We trust our readers will pardon the omission this week of our record of births, marriage and deaths. During the week the people have gone through with the same old farce of being born, marrying and dying in the old humdrum way. Disgusting details next week.
A policeman who lost his revolver advertises the fact, and with inimitable good taste adds that if the finder wishes to avoid arrest for petty larceny he will bring it to the office. The man who could resist so touching an appeal is no better than the policeman himself.

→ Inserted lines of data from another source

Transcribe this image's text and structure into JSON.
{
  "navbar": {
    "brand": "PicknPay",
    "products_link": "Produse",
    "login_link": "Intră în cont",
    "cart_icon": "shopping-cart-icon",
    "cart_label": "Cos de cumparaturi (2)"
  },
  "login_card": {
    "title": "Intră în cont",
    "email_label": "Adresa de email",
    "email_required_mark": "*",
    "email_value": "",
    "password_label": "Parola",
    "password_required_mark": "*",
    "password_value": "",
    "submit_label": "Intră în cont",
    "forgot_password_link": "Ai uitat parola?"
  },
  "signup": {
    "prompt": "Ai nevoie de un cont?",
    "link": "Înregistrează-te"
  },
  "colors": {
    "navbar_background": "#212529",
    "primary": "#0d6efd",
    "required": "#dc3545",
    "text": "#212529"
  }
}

A meeting has been held at Limerick, Ireland, to discuss the fixity of land tenure. Anxious friends will feel relieved to learn that the discussion was not strikingly national in character, and the “fixity” has escaped with a few trifling occipital bruises.
On Monday William Wallace was fined seventy-five dollars for choking his wife. The law is no respecter of persons: it makes a Hero of Scotland pay just as promptly and regularly for his conjugal fun as it does the humblest American parson.
In the case of the man who was crushed by having a brick wall pushed on him, the coroner’s jury find that his death was accidental. We believe no fault can be found with this verdict; no one has contended that the man committed suicide.
Carter’s Real Estate Circular fixes that lowest price of an oath, in cases of disputed land titles, at two dollars and a half. The quotation is incorrect; we can purchase all the perjury we can use at two bits per swear hard, land measure.
The Call says the articles written by the commercial editor of the Alta are more valuable than all the rest of the paper, What has the commercial editor of the Alta done to the Call that he should be damned with faint praise?
The telegraph informs us that Secretary Boutwell meditates a grand financial coup, by which we are to resume specie payments. The Secretary seems to have little to do, to be passing his time billing and couping.
A morning paper reports that a lady teacher in one of our public schools defined a horizontal line as one running from east to west. Will our people never get the Pacific railroad out of their heads?
Dr. Mary Walker advocates a law compelling men to marry before the age of forty. Doctor Mary is liberal. Allow the Town Crier forty years of single life and he cares not what becomes of his remains.
Sacramento compels her meat shops to close on Sunday. She expects thus to win her citizens from mutton to morality, but so far has succeeded only in diverting their affection from beef to beer.
Some reverend gentleman has sent us an article entitled “A Talk About Preachers.” We can only repeat to the writer the publisher’s advice to Mr. Thackeray: “Promote your characters.”
Judge R. P. Spalding, of Ohio, is said to be writing a history of greenbacks. At the completion of his work a comfortable lunatic asylum will do what is still possible for a shattered intellect.